Sorting a list of dictionaries based on the order of values of another list

Question

I'm using python 2.7.3, and I'm trying to sort a list of dictionaries based on the order of values of another list.

IE:

listOne = ['hazel', 'blue', 'green', 'brown']
listTwo = [{'name': 'Steve', 'eyecolor': 'hazel', 'height': '5 ft. 11 inches'},
           {'name': 'Mark', 'eyecolor': 'brown', 'height': '6 ft. 2 inches'},
           {'name': 'Mike', 'eyecolor': 'blue', 'height': '6 ft. 0 inches'},
           {'name': 'Ryan', 'eyecolor': 'brown', 'height': '6 ft, 0 inches'},
           {'name': 'Amy', 'eyecolor': 'green', 'height': '5 ft, 6 inches'}]

Sorting listTwo based off of the order of values in listOne, we would end up with the following:

print listTwo
[{'name': 'Steve', 'eyecolor': 'hazel', 'height': '5 ft. 11 inches'},
{'name': 'Mike', 'eyecolor': 'blue', 'height': '6 ft. 0 inches'},
{'name': 'Amy', 'eyecolor': 'green', 'height': '5 ft, 6 inches'},
{'name': 'Mark', 'eyecolor': 'brown', 'height': '6 ft. 2 inches'},
{'name': 'Ryan', 'eyecolor': 'brown', 'height': '6 ft, 0 inches'}]

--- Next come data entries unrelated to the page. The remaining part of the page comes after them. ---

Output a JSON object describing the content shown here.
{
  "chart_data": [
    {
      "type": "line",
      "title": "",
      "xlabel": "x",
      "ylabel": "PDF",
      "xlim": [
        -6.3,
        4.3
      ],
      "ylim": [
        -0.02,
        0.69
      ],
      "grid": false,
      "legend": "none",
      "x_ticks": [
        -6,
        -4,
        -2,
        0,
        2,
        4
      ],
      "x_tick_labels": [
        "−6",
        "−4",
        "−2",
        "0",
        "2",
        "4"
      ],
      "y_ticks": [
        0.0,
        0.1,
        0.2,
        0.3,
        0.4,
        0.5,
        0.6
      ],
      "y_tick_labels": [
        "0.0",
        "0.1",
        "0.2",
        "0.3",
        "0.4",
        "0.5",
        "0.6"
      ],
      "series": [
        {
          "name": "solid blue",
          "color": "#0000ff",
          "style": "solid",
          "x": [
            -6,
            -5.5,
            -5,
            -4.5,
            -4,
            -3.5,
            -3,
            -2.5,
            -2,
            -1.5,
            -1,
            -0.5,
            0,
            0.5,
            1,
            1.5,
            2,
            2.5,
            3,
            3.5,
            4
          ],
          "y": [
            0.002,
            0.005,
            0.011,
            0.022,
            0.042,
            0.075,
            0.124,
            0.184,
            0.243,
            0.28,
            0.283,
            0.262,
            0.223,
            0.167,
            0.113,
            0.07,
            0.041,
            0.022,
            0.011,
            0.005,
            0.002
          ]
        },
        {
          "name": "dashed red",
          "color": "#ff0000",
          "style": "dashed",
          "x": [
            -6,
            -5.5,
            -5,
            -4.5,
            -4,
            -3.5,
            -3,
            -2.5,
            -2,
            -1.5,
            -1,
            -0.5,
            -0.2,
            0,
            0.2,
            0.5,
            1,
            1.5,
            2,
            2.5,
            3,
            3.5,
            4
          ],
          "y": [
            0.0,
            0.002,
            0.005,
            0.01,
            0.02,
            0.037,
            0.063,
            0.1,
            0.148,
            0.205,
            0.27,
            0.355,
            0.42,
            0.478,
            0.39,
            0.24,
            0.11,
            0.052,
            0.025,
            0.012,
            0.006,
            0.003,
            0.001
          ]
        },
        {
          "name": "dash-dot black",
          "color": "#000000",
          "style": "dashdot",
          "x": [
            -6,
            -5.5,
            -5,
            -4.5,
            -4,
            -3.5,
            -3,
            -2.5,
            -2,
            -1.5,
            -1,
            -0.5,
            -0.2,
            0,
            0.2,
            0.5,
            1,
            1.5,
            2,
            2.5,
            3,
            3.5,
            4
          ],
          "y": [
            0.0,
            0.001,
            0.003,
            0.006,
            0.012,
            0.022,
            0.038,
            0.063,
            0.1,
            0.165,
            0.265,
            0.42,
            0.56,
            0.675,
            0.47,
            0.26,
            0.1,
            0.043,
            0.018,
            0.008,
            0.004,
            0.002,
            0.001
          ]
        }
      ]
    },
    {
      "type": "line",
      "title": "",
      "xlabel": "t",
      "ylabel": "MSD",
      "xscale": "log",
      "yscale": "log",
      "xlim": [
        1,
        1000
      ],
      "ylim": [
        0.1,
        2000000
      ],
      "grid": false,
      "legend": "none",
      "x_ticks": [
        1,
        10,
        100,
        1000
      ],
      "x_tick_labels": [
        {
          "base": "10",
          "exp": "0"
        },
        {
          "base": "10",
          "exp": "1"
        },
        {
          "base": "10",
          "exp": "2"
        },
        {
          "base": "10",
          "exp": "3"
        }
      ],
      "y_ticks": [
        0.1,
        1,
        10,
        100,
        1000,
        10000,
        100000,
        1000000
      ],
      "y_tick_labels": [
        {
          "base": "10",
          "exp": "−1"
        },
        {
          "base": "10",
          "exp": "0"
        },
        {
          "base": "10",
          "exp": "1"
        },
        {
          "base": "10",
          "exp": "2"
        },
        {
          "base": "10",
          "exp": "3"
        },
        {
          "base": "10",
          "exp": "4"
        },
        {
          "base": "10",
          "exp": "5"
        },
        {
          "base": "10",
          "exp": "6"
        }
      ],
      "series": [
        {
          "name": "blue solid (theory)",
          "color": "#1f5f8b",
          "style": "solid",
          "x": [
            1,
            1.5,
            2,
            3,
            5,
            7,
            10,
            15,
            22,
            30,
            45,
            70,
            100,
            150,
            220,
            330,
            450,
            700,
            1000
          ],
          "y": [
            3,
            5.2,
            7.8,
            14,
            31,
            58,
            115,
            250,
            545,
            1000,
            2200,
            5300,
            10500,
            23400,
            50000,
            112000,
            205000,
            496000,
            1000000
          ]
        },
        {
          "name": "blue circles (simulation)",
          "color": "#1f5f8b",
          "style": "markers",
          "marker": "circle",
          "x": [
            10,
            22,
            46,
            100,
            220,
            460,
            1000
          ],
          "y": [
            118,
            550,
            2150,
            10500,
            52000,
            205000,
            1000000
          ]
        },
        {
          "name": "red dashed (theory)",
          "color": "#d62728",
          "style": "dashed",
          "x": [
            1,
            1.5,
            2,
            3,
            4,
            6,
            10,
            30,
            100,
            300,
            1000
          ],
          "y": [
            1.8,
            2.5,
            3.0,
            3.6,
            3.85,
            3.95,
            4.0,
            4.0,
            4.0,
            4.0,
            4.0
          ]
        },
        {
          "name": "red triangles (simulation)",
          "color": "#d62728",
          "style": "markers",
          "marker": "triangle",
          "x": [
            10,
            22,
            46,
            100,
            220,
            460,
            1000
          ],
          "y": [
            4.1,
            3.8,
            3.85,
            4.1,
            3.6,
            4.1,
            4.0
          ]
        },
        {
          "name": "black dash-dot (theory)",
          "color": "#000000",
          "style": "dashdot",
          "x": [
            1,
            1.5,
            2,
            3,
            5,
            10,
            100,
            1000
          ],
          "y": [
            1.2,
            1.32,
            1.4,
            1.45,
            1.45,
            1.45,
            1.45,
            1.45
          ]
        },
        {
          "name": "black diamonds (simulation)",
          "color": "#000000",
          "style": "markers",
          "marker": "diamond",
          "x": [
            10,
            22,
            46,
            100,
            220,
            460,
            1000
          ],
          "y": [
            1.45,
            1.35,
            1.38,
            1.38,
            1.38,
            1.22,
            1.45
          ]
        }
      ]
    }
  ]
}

I eventually need to output this text, so what I've done to display it correctly (in the correct order) is the following:

for x in xrange(len(listOne)):
    for y in xrange(len(listTwo)):
        if listOne[x] == listTwo[y]["eyecolor"]:
            print "Name: " + str(listTwo[y]["name"]),
            print "Eye Color: " + str(listTwo[y]["eyecolor"]),
            print "Height: " + str(listTwo[y]["height"])

Is there some sort of lambda expression that can be used to make this happen? There has to be a more compact, less complex way of getting it in the order I want.

Answer 1

listOne = ['hazel', 'blue', 'green', 'brown', 'brown1']
listTwo = [
    {'name': 'Steve', 'eyecolor': 'hazel', 'height': '5 ft. 11 inches'
     },
    {'name': 'Mark', 'eyecolor': 'brown', 'height': '6 ft. 2 inches'},
    {'name': 'Mike', 'eyecolor': 'blue', 'height': '6 ft. 0 inches'},
    {'name': 'Ryan', 'eyecolor': 'brown', 'height': '6 ft, 0 inches'},
    {'name': 'Amy', 'eyecolor': 'green', 'height': '5 ft, 6 inches'},
    {'name': 'Amy', 'eyecolor': 'green2', 'height': '5 ft, 6 inches'},
    ]

print sorted(listTwo, key=lambda i: listOne.index(i['eyecolor']))

Working

1. First we will iterate through the listTwo and fetch the eyecolor value.
2. Using that eyecolor value, we need to check the index of that value on listOne.
3. Based on that index, we will sort values.

But their is a chance of ValueError for this code while fetching the index. So we need to handle it.

print sorted(listTwo, key=lambda i: (listOne.index(i['eyecolor'
             ]) if i['eyecolor'] in listOne else len(listOne) + 1))

Answer 2

The simplest way would be to use list.index to generate a sort value for your list of dictionaries:

listTwo.sort(key=lambda x: listOne.index(x["eyecolor"]))

This is a little bit inefficient though, since list.index does a linear search through the eye-color list. If you had many eye colors to check against, it would be slow. A somewhat better approach would build an index dictionary instead:

order_dict = {color: index for index, color in enumerate(listOne)}
listTwo.sort(key=lambda x: order_dict[x["eyecolor"]])

If you don't want to modify listTwo, you can use the built-in sorted function instead of the list.sort method. It returns a sorted copy of the list, rather than sorting in-place.